Man kann jetzt alles Uebel ermessen, das durch die Sorglosigkeit und das Gehenlassen der einstigen ersten Schülerin der Akademie der Musik und des Gesangs hervorgerufen wurde. Durch Egoismus hatte Mademoiselle Laguerre die Sache der Besitzenden dem Hasse derer verraten, die da nichts besitzen. Seit 1792 sind alle Grundbesitzer Frankreichs sich gegenseitig verantwortlich geworden. Ach, wenn die Feudalfamilien, die minder zahlreich sind als die Bürgerfamilien, ihre Solidarität weder im Jahre 1400 unter Ludwig XI., noch 1600 unter Richelieu begriffen haben, kann man da annehmen, daß trotz der Fortschrittsansprüche des XIX. Jahrhunderts die Bourgeoisie besser zusammenhalten wird, als es der Adel tat? Eine Oligarchie von hunderttausend reichen Leuten besitzt alle Nachteile der Demokratie, ohne ihrer Vorteile zu genießen.
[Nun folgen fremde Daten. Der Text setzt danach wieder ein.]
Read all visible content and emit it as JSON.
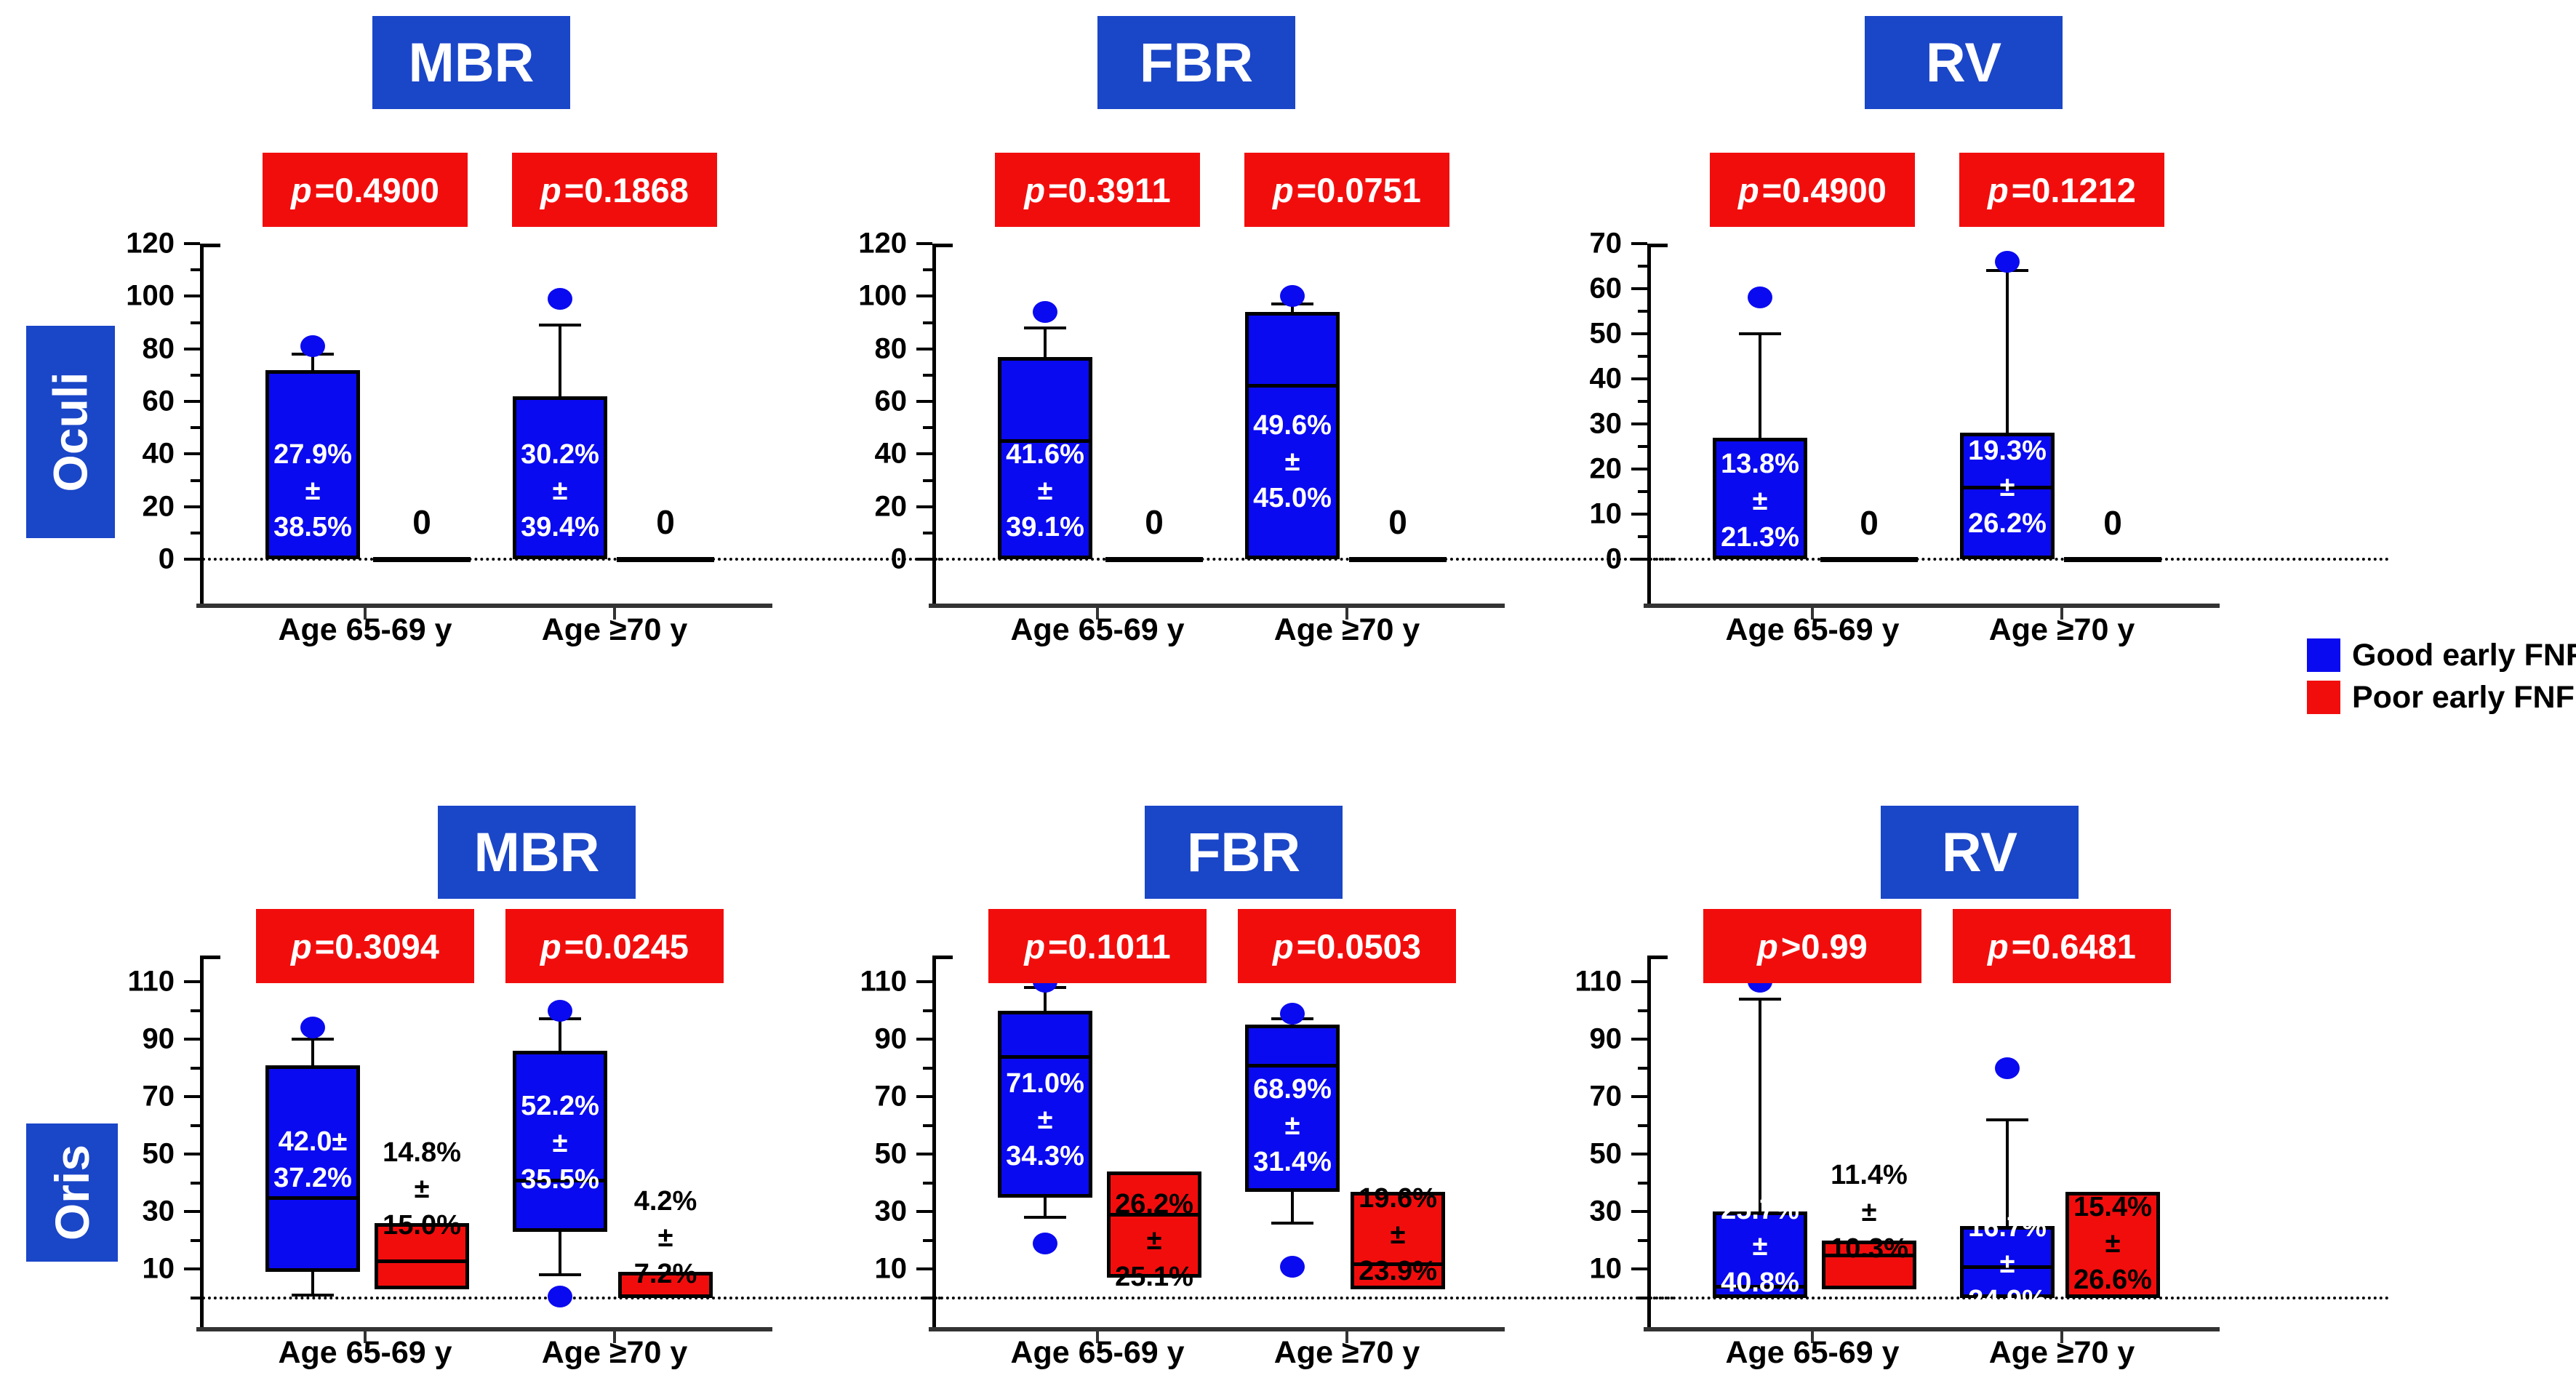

Das »Jeder bei sich, jeder für sich«, der Familienegoismus wird den oligarchischen Egoismus, der für die moderne Gesellschaft so notwendig ist, und den England seit drei Jahrhunderten in so glücklicher Weise ausübt, töten. Was man auch tun möge, die Besitzenden werden die Notwendigkeit der Disziplin, für welche die Kirche ein so wunderbares Beispiel abgibt, bis zu dem Augenblicke nicht begreifen, wo sie sich bei sich bedroht sehen werden, und dann wird's zu spät sein. Der Mut, mit dem der Kommunismus, jene lebendige und wirksame Logik der Demokratie, die Gesellschaft in ihrer sittlichen Grundlage angreift, verkündet, daß von heute an der Volkssimson, klug geworden, die sozialen Säulen im Keller untergräbt, anstatt im Festsaale an ihnen zu rütteln.
VII
Verschwundene soziale Spezies
Die Besitzung Les Aigues konnte nicht ohne Verwalter auskommen, denn der General beabsichtigte nicht auf die Wintervergnügen in Paris zu verzichten, wo er in der rue Neuve-des-Mathurins ein prachtvolles Hotel besaß. Er mußte also einen Nachfolger für Gaubertin suchen; suchte ihn aber gewißlich nicht mit größerer Sorgfalt, als Gaubertin anwandte, ihm einen aus seinen Händen zu geben. Von allen Vertrauensstellungen erfordert keine mehr erworbene Kenntnisse als auch Betriebsamkeit wie die eines Verwalters einer großen Besitzung.